External Affairs Minister Sushma Swaraj yesterday said Jammu and Kashmir is and will always remain an integral part of India.
In a strong reply to Pakistan Prime Minister Nawaz Sharif’s address to the UN General Assembly last week, Swaraj hit out at the neighbour on the issue of terrorism and raked up the “human rights violations” in Balochistan.
She told the world body that India had offered an unconditional hand of friendship to Pakistan but got in return cross border terror attacks.
“And what did we get in return? Pathankot, Bahadur Ali, and Uri,” she said in her speech in Hindi.
In his address to the General Assembly, Sharif last week praised Burhan Wani, the Hizbul Mujahideen commander, whose killing triggered a fresh wave of deadly unrest in Jammu and Kashmir. The Pakistan prime minister said his country wanted to have better ties with India and was open to an unconditional dialogue to resolve all issues, including Kashmir.
But Swaraj rebutted the claim that India had put any conditions for talks “which are not acceptable to him.”
“What pre-conditions? Did we impose any pre-conditions before extending an invitation for the swearing-in ceremony of our government? We took the initiative to resolve issues not on the basis of conditions, but on the basis of friendship. We conveyed Eid greetings to the prime minister of Pakistan, wished success to his cricket team, extended good wishes for his health and well-being.
“Our prime minister went to Lahore to wish Nawaz Sharif on his birthday. Did all this come with conditions attached?”
She claimed the confession of Bahadur Ali, who was captured after a shootout in Kashmir, “is a living proof of Pakistan’s complicity in cross-border terror.”
India has claimed Ali confessed that he was trained by the Lashkar-e-Taiba (LeT) militant group.
“But when confronted with such evidence, Pakistan remains in denial. It persists in the belief that such attacks will enable it to obtain the territory it covets,” she said on the final day of the annual gathering of world leaders at the United Nations.

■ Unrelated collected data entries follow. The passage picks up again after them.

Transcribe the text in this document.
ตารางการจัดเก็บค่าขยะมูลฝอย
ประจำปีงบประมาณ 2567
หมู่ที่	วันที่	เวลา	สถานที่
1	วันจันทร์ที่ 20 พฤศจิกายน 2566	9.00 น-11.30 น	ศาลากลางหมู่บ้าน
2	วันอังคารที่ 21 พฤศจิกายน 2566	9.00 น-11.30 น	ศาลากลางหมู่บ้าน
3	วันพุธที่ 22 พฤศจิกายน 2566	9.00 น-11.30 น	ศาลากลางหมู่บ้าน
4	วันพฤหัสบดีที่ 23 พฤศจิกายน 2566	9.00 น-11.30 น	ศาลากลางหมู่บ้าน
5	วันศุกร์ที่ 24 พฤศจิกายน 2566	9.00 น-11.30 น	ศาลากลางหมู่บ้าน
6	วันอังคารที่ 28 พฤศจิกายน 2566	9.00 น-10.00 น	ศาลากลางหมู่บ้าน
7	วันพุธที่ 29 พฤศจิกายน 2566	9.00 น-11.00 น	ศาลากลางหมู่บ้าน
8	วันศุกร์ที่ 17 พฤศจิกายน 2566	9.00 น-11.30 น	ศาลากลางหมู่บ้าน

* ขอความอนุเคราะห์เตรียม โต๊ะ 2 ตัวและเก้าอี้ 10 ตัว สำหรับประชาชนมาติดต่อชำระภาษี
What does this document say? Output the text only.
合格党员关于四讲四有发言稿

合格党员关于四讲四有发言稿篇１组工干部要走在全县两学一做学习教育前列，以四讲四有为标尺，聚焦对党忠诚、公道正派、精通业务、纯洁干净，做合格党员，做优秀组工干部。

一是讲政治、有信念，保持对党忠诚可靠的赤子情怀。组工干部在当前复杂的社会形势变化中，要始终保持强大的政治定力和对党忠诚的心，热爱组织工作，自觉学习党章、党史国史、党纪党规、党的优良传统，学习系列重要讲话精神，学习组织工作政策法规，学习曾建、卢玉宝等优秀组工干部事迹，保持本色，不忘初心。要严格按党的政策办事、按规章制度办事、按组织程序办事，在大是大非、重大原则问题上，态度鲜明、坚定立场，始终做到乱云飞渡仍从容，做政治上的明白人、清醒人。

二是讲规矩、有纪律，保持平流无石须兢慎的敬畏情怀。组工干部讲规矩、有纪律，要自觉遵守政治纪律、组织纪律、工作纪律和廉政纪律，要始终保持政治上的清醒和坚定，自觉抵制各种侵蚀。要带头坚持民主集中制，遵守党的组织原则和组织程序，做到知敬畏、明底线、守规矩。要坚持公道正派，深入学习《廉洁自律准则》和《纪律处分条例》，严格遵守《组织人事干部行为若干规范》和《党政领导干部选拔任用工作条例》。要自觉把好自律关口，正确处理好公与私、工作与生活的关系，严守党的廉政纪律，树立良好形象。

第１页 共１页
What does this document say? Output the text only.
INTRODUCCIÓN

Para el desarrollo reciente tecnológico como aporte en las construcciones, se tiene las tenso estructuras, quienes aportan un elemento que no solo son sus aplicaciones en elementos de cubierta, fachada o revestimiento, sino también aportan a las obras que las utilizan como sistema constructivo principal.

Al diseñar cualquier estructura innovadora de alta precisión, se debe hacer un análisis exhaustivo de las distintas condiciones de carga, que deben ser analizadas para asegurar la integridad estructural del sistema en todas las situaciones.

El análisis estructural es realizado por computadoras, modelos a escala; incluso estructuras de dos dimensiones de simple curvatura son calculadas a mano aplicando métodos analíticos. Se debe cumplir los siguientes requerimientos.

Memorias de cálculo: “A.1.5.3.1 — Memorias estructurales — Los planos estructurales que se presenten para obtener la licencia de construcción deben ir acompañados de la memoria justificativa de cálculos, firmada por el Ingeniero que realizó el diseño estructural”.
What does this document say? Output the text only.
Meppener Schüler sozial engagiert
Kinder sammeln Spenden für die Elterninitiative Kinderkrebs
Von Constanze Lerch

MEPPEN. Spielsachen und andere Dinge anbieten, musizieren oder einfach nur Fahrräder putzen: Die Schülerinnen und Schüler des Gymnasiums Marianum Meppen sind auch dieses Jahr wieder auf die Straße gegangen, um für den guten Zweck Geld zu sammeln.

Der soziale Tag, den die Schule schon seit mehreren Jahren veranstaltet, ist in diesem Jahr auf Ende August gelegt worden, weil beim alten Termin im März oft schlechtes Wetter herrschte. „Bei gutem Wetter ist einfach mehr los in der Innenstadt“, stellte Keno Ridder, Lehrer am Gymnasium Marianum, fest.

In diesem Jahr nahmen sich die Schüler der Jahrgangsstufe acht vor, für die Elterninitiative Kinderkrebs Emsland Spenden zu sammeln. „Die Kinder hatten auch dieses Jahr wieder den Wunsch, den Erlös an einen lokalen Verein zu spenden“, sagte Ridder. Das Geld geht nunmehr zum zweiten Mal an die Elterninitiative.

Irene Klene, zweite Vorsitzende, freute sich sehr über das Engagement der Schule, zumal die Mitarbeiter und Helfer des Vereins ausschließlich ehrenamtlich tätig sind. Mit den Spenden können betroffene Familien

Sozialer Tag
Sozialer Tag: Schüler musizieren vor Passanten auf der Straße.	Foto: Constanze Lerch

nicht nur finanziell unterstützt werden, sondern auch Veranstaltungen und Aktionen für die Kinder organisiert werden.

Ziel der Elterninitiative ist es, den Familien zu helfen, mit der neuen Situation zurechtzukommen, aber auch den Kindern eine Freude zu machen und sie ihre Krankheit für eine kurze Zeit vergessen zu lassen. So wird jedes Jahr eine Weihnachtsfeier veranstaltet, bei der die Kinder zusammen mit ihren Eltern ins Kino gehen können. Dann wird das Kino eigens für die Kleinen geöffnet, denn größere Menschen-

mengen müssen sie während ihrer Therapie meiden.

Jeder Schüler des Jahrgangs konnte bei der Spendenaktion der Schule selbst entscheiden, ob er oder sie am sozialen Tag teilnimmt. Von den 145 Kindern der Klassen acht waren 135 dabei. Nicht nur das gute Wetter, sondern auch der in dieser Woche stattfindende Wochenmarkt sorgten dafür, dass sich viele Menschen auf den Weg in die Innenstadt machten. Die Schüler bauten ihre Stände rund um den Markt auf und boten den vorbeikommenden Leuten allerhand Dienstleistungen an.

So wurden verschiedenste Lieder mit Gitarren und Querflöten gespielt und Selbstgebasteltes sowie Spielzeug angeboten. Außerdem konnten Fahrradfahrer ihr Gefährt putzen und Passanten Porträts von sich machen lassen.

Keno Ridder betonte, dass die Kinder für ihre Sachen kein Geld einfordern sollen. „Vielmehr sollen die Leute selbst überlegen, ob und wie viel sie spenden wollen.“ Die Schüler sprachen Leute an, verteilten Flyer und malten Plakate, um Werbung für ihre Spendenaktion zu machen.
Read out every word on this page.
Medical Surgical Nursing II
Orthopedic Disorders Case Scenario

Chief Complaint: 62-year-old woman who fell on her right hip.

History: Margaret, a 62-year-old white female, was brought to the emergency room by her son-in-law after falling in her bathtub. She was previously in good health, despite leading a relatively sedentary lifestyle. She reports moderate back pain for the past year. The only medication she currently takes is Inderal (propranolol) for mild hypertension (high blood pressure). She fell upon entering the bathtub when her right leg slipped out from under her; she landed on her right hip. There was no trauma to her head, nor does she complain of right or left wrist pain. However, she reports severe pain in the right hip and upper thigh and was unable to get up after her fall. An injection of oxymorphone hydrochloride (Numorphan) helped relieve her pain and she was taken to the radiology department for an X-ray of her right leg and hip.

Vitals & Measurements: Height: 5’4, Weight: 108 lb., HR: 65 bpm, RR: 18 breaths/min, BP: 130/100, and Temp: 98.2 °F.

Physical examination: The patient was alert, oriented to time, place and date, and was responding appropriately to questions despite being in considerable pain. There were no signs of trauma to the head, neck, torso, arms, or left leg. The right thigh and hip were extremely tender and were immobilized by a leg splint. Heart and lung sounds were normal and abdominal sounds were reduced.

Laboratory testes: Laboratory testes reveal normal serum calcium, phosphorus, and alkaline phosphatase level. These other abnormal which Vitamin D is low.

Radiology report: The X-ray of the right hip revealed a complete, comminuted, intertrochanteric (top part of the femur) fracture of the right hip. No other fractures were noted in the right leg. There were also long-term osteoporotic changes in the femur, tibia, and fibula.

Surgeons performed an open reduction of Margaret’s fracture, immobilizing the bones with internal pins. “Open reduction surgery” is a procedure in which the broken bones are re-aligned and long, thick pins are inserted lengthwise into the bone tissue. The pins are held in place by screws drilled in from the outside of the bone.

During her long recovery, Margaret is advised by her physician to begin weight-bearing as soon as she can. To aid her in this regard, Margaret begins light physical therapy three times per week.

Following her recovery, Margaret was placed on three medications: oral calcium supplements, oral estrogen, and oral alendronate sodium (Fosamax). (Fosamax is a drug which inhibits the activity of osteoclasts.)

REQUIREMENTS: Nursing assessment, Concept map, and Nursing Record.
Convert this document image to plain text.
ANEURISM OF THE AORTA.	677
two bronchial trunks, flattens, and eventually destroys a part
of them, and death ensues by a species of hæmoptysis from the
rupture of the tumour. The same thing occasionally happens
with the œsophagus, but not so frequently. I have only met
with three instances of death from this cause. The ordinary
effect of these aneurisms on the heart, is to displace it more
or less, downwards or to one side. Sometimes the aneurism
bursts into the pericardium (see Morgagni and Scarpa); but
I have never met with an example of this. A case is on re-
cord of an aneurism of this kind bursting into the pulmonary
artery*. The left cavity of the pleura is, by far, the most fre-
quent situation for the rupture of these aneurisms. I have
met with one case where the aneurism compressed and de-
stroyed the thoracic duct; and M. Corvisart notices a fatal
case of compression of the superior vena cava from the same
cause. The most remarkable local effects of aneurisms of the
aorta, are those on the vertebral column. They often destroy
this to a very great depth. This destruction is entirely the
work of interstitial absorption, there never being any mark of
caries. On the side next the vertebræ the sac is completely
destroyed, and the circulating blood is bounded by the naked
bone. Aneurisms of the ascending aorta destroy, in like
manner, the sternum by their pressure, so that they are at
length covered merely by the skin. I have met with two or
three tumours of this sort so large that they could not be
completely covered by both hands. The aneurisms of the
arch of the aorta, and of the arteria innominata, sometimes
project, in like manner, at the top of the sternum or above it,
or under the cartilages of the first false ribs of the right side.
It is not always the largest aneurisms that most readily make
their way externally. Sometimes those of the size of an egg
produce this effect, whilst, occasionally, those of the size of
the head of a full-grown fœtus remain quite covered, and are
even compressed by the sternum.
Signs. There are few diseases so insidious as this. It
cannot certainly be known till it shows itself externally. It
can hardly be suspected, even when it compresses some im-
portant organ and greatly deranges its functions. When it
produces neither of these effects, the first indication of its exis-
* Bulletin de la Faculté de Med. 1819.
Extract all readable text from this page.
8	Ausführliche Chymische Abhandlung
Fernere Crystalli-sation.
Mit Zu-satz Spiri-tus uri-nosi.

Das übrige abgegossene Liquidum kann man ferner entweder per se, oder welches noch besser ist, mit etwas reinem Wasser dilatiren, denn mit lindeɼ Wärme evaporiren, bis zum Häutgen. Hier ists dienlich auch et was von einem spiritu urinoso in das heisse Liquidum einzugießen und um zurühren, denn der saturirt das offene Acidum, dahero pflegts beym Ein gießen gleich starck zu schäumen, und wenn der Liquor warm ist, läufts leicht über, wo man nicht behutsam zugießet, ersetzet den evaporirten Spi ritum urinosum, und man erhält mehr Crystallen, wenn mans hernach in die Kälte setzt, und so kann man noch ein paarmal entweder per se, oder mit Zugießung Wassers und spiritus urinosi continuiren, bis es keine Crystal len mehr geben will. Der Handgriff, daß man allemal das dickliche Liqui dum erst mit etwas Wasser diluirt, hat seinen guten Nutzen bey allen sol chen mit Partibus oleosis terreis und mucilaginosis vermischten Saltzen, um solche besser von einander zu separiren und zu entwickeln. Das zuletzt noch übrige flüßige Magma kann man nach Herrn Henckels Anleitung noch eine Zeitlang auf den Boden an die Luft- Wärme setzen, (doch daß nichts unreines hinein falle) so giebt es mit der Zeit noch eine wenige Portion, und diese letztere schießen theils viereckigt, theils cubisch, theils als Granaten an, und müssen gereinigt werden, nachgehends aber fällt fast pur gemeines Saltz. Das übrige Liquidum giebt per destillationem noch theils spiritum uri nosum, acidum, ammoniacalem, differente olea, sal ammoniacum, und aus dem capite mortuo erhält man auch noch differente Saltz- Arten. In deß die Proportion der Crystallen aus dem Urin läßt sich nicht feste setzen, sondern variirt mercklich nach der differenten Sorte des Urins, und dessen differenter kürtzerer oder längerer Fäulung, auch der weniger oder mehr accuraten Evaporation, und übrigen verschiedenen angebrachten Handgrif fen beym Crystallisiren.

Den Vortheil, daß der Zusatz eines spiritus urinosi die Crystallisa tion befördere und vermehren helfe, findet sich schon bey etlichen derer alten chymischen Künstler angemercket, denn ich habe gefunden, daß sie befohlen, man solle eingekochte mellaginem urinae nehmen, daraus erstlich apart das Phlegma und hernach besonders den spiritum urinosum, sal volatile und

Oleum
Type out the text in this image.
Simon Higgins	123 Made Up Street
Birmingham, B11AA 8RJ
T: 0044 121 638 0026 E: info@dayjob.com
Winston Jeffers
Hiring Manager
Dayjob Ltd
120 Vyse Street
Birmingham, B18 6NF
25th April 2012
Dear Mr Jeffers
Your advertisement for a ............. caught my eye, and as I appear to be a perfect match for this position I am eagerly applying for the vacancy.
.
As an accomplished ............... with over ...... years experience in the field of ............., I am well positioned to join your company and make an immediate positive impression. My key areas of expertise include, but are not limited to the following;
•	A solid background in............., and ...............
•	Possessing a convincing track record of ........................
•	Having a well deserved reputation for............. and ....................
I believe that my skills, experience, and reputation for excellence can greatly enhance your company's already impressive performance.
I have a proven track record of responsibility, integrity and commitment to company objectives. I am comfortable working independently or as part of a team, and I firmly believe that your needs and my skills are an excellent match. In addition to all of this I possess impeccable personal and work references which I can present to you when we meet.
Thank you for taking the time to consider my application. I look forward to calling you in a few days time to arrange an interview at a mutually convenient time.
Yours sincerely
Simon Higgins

“My firm advice to Pakistan is: abandon this dream. Let me state unequivocally that Jammu and Kashmir is an integral part of India and will always remain so,” Swaraj said.
“We need to forget our prejudices and join hands together to script an effective strategy against terror,” Swaraj said. “And if any nation refuses to join this global strategy, then we must isolate it.”
Prime Minister Narendra Modi vowed on Saturday to mount a global campaign to isolate Pakistan. Last month US Secretary of State John Kerry urged Pakistan to join other nations in fighting terrorism.
Pakistan’s UN Ambassador Maleeha Lodhi dismissed Swaraj’s statement as “a litany of falsehoods and baseless allegations”.
“For the Indian foreign minister to claim that her country has imposed no preconditions for talks with Pakistan is another flight from reality. India suspended talks more than a year ago, and has refused to resume these despite repeated offers from Pakistan,” Lodhi said.